De surcroît, il ne ressort pas davantage du dossier que ces missions s’exerçaient dans le cadre d’un lien de subordination caractérisé par l’exécution d’un travail sous l’autorité d’un employeur qui a le pouvoir de donner des ordres et des directives, d’en contrôler l’exécution et de sanctionner les manquements de son subordonné.
A cet égard, il n’est produit aucune pièce établissant que, pour l’exécution des missions qui lui étaient confiées, des directives étaient données à M. [N], que ses prestations étaient contrôlées la convention de rémunération étant muette sur ce point, ce dont résulte, comme soutenu par l’appelante, que l’intéressé effectuait son travail de mandataire social en toute indépendance. Les premiers juges ont donc conclu à tort à l’existence d’un contrat de travail distincr de la convention de rémunération de M. [N] en qualité de mandataire social.
Enfin, il n’apparaît pas que M. [N] a été exclu de ses fonctions en raison de l’inexécution de ses missions, telles que précisées dans la convention de rémunération.
Par ailleurs, les premiers juges se sont fondés à tort sur l’existence d’une clause de non concurrence, par des motifs erronés, alors même qu’une clause de non concurrence, qui traduit l’exigence de bonne foi et de loyauté dans toute relation contractuelle et pas seulement dans un contrat de travail, peut être insérée dans tout contrat en ce compris dans le contrat liant la société au mandataire social.
Il est constant que les litiges concernant un mandataire social ne peuvent être portés que devant le tribunal de commerce. Aucun élément ne permet par ailleurs d’écarter d’office la compétence territoriale du tribunal de commerce de Marseille.
En conséquence, l’intimé ne rapportant pas la preuve qui lui incombe d’un contrat de travail le liant à la société TD DEVELOPPEMENT, l’ordonnance de la formation de référé du Conseil de prud’hommes de FREJUS du 4 septembre 2023 sera infirmée dans la mesure où elle retient la compétence de la formation de référé et rejette la demande d’incompétence au profit de Tribunal de Commerce de Marseille. Il sera jugé que le Tribunal de commerce de Marseille est compétent pour connaître des demandes de Monsieur [P] [N].

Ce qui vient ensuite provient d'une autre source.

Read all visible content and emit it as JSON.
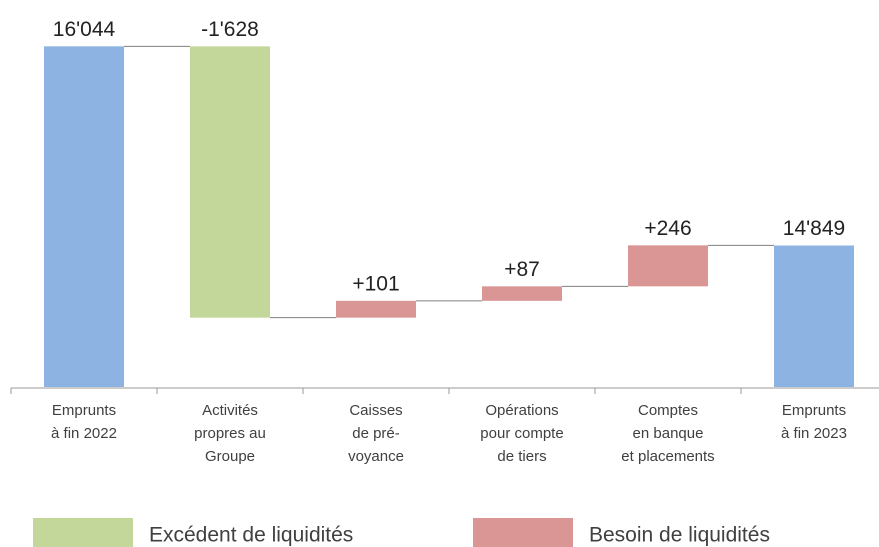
{
  "chart_data": {
    "type": "waterfall",
    "categories": [
      [
        "Emprunts",
        "à fin 2022"
      ],
      [
        "Activités",
        "propres au",
        "Groupe"
      ],
      [
        "Caisses",
        "de pré-",
        "voyance"
      ],
      [
        "Opérations",
        "pour compte",
        "de tiers"
      ],
      [
        "Comptes",
        "en banque",
        "et placements"
      ],
      [
        "Emprunts",
        "à fin 2023"
      ]
    ],
    "measures": [
      "total",
      "relative",
      "relative",
      "relative",
      "relative",
      "total"
    ],
    "values": [
      16044,
      -1628,
      101,
      87,
      246,
      14849
    ],
    "value_labels": [
      "16'044",
      "-1'628",
      "+101",
      "+87",
      "+246",
      "14'849"
    ],
    "total_color": "#8db3e2",
    "legend": [
      {
        "name": "Excédent de liquidités",
        "color": "#c4d79b"
      },
      {
        "name": "Besoin de liquidités",
        "color": "#d99694"
      }
    ],
    "ylim": [
      14000,
      16100
    ]
  }
}
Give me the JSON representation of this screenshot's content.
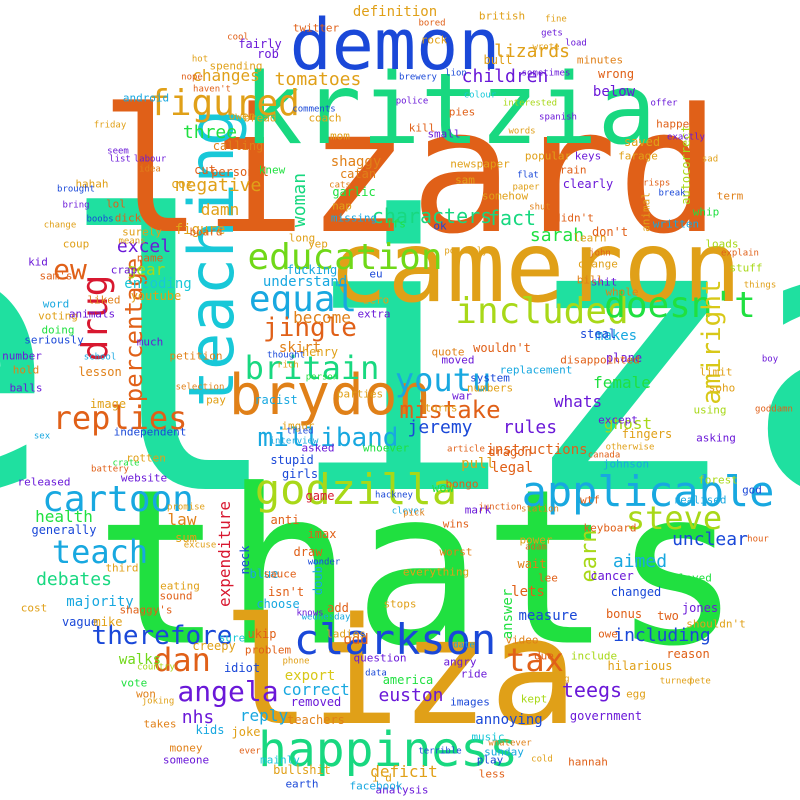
{
  "words": {
    "eliza": "eliza",
    "thats": "thats",
    "lizard": "lizard",
    "liza": "liza",
    "kritzia": "kritzia",
    "cameron": "cameron",
    "demon": "demon",
    "teaching": "teaching",
    "brydon": "brydon",
    "happiness": "happiness",
    "clarkson": "clarkson",
    "godzilla": "godzilla",
    "applicable": "applicable",
    "cartoon": "cartoon",
    "education": "education",
    "equal": "equal",
    "figured": "figured",
    "included": "included",
    "doesnt": "doesn't",
    "drug": "drug",
    "britain": "britain",
    "youtu": "youtu",
    "replies": "replies",
    "teach": "teach",
    "steve": "steve",
    "tax": "tax",
    "dan": "dan",
    "angela": "angela",
    "therefore": "therefore",
    "milliband": "milliband",
    "amiright": "amiright",
    "jingle": "jingle",
    "percentage": "percentage",
    "mistake": "mistake",
    "lizards": "lizards",
    "children": "children",
    "characters": "characters",
    "tomatoes": "tomatoes",
    "definition": "definition",
    "excel": "excel",
    "negative": "negative",
    "three": "three",
    "changes": "changes",
    "fact": "fact",
    "sarah": "sarah",
    "ew": "ew",
    "gear": "gear",
    "encoding": "encoding",
    "understand": "understand",
    "become": "become",
    "skirt": "skirt",
    "rules": "rules",
    "whats": "whats",
    "jeremy": "jeremy",
    "female": "female",
    "ghost": "ghost",
    "instructions": "instructions",
    "teegs": "teegs",
    "euston": "euston",
    "nhs": "nhs",
    "reply": "reply",
    "correct": "correct",
    "export": "export",
    "walks": "walks",
    "debates": "debates",
    "health": "health",
    "expenditure": "expenditure",
    "law": "law",
    "unclear": "unclear",
    "including": "including",
    "aimed": "aimed",
    "earn": "earn",
    "deficit": "deficit",
    "annoying": "annoying",
    "measure": "measure",
    "answer": "answer",
    "lets": "lets",
    "woman": "woman",
    "newspaper": "newspaper",
    "sam": "sam",
    "somehow": "somehow",
    "coach": "coach",
    "fucking": "fucking",
    "youtube": "youtube",
    "damn": "damn",
    "below": "below",
    "wrong": "wrong",
    "bull": "bull",
    "rob": "rob",
    "fairly": "fairly",
    "labour": "labour",
    "idea": "idea",
    "cut": "cut",
    "figure": "figure",
    "personal": "personal",
    "catan": "catan",
    "shaggy": "shaggy",
    "garlic": "garlic",
    "ffs": "ffs",
    "henry": "henry",
    "rich": "rich",
    "racist": "racist",
    "person": "person",
    "replacement": "replacement",
    "moved": "moved",
    "makes": "makes",
    "plane": "plane",
    "fingers": "fingers",
    "steal": "steal",
    "disappointed": "disappointed",
    "wouldnt": "wouldn't",
    "imgur": "imgur",
    "lesson": "lesson",
    "image": "image",
    "independent": "independent",
    "stupid": "stupid",
    "girls": "girls",
    "anti": "anti",
    "imax": "imax",
    "draw": "draw",
    "game": "game",
    "wow": "wow",
    "legal": "legal",
    "dragon": "dragon",
    "neck": "neck",
    "sum": "sum",
    "majority": "majority",
    "vague": "vague",
    "mike": "mike",
    "generally": "generally",
    "blue": "blue",
    "doubt": "doubt",
    "isnt": "isn't",
    "add": "add",
    "ukip": "ukip",
    "odd": "odd",
    "removed": "removed",
    "america": "america",
    "teachers": "teachers",
    "kids": "kids",
    "idiot": "idiot",
    "government": "government",
    "jones": "jones",
    "changed": "changed",
    "cancer": "cancer",
    "bonus": "bonus",
    "hilarious": "hilarious",
    "reason": "reason",
    "whatever": "whatever",
    "bullshit": "bullshit",
    "two": "two",
    "wait": "wait",
    "stops": "stops",
    "choose": "choose",
    "sure": "sure",
    "creepy": "creepy",
    "joke": "joke",
    "joking": "joking",
    "released": "released",
    "sex": "sex",
    "school": "school",
    "voting": "voting",
    "word": "word",
    "coupon": "coup",
    "boobs": "boobs",
    "means": "means",
    "sauce": "sauce",
    "third": "third",
    "cost": "cost",
    "vote": "vote",
    "won": "won",
    "country": "country",
    "mainly": "mainly",
    "play": "play",
    "music": "music",
    "kept": "kept",
    "images": "images",
    "ride": "ride",
    "angry": "angry",
    "date": "date",
    "question": "question",
    "data": "data",
    "egg": "egg",
    "pete": "pete",
    "shouldnt": "shouldn't",
    "keyboard": "keyboard",
    "played": "played",
    "forest": "forest",
    "realised": "realised",
    "god": "god",
    "hour": "hour",
    "asking": "asking",
    "limit": "limit",
    "using": "using",
    "except": "except",
    "whip": "whip",
    "loads": "loads",
    "term": "term",
    "autocorrect": "autocorrect",
    "animal": "animal",
    "written": "written",
    "offer": "offer",
    "happen": "happen",
    "minutes": "minutes",
    "spanish": "spanish",
    "pies": "pies",
    "farage": "farage",
    "kill": "kill",
    "lion": "lion",
    "colour": "colour",
    "police": "police",
    "comments": "comments",
    "popular": "popular",
    "train": "train",
    "clearly": "clearly",
    "keys": "keys",
    "flat": "flat",
    "paper": "paper",
    "shut": "shut",
    "didnt": "didn't",
    "learn": "learn",
    "dont": "don't",
    "saved": "saved",
    "explain": "explain",
    "stuff": "stuff",
    "things": "things",
    "spending": "spending",
    "nope": "nope",
    "havent": "haven't",
    "owen": "owen",
    "bread": "bread",
    "calling": "calling",
    "seem": "seem",
    "list": "list",
    "nap": "nap",
    "missing": "missing",
    "coz": "coz",
    "knew": "knew",
    "excuse": "excuse",
    "pull": "pull",
    "junction": "junction",
    "mark": "mark",
    "wins": "wins",
    "adam": "adam",
    "power": "power",
    "lee": "lee",
    "worst": "worst",
    "station": "station",
    "wtf": "wtf",
    "website": "website",
    "crate": "crate",
    "promise": "promise",
    "battery": "battery",
    "asked": "asked",
    "quote": "quote",
    "article": "article",
    "war": "war",
    "turns": "turns",
    "whoever": "whoever",
    "bongo": "bongo",
    "johnson": "johnson",
    "canada": "canada",
    "system": "system",
    "parties": "parties",
    "petition": "petition",
    "much": "much",
    "pay": "pay",
    "selection": "selection",
    "rotten": "rotten",
    "balls": "balls",
    "number": "number",
    "hold": "hold",
    "kid": "kid",
    "android": "android",
    "british": "british",
    "fine": "fine",
    "gets": "gets",
    "load": "load",
    "brewery": "brewery",
    "whole": "whole",
    "shit": "shit",
    "lose": "lose",
    "zero": "zero",
    "extra": "extra",
    "thought": "thought",
    "numbers": "numbers",
    "bill": "bill",
    "soho": "soho",
    "goddamn": "goddamn",
    "boy": "boy",
    "otherwise": "otherwise",
    "wait2": "wait",
    "dick": "dick",
    "surely": "surely",
    "board": "board",
    "name": "name",
    "crap": "crap",
    "mom": "mom",
    "cats": "cats",
    "john": "john",
    "orange": "orange",
    "possibly": "possibly",
    "sams": "sam's",
    "shaggys": "shaggy's",
    "animals": "animals",
    "seriously": "seriously",
    "doing": "doing",
    "liked": "liked",
    "long": "long",
    "eu": "eu",
    "ok": "ok",
    "ffs2": "ffs",
    "hannah": "hannah",
    "less": "less",
    "sunday": "sunday",
    "cold": "cold",
    "earth": "earth",
    "analysis": "analysis",
    "id": "i'd",
    "facebook": "facebook",
    "ladies": "ladies",
    "wednesday": "wednesday",
    "phone": "phone",
    "money": "money",
    "someone": "someone",
    "takes": "takes",
    "ever": "ever",
    "pick": "pick",
    "knows": "knows",
    "video": "video",
    "include": "include",
    "owe": "owe",
    "due": "due",
    "turned": "turned",
    "along": "along",
    "wrote": "wrote",
    "small": "small",
    "words": "words",
    "android2": "android",
    "bring": "bring",
    "clever": "clever",
    "change": "change",
    "brought": "brought",
    "eating": "eating",
    "sound": "sound",
    "problem": "problem",
    "wonder": "wonder",
    "everything": "everything",
    "hackney": "hackney",
    "exactly": "exactly",
    "tried": "tried",
    "interview": "interview",
    "terrible": "terrible",
    "bored": "bored",
    "rock": "rock",
    "yep": "yep",
    "twitter": "twitter",
    "break": "break",
    "crisps": "crisps",
    "sad": "sad",
    "friday": "friday",
    "interested": "interested",
    "sometimes": "sometimes",
    "lol": "lol",
    "hahah": "hahah",
    "hot": "hot",
    "cool": "cool"
  },
  "colors": {
    "teal": "#1fe0a0",
    "green": "#20e040",
    "orange": "#e06018",
    "gold": "#e0a018",
    "blue": "#1a48d8",
    "background": "#ffffff"
  }
}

L’appelante, qui demande de constater l’incompétence du Conseil de prud’hommes pour connaître des demandes formulées par Monsieur [P] [N] devant elle, ne peut en même temps, sans se contredire, solliciter qu’il soit statué sur ces demandes et d’en débouter l’intimé.
Il ne revient donc pas à la cour, qui a dit que le conseil des prud’hommes est incompétent, de débouter M. [N] de ses demandes, ni de déclarer celles-ci irrecevables, et il appartiendra à la juridiction désignée comme compétente de statuer.
sur les mesures accessoires
Succombant au sens de l’article 696 du Code de procédure civile, M. [N] sera condamné aux dépens de première instance et d’appel .
Il serait inéquitable de laisser à la charge de la société TD DEVELOPPEMENT les frais non compris dans les dépens qu’elle a exposés Il y a donc lieu de condamner M. [N] à lui payer en vertu de l’article 700 du Code de procédure civile la somme de 1500'.
PAR CES MOTIFS
La cour statuant par arrêt réputé contradictoire, en dernier ressort et mis à disposition':
Infirme l’ordonnance de la formation de référé du Conseil de prud’hommes de FREJUS du 4 septembre 2023 en ce qu’elle se déclare compétente et rejette la demande d’incompétence au profit du Tribunal de Commerce de Marseille,
Statuant à nouveau':
Dit que le Conseil de prud’hommes est incompétent pour connaître des demandes formulées par Monsieur [P] [N] devant lui,
Juge le Tribunal de commerce de MARSEILLE compétent pour connaître les demandes de Monsieur [P] [N],
Juge par conséquent que la cour n’est pas compétente pour statuer sur les demandes au fond de M. [N] et de la société TD DEVELOPPEMENT,
Y ajoutant':
Condamne Monsieur [P] [N] à payer la somme de 1500 ' à la Société TD DEVELOPPEMENT au titre de l’article 700 du Code de procédure civile et aux entiers dépens.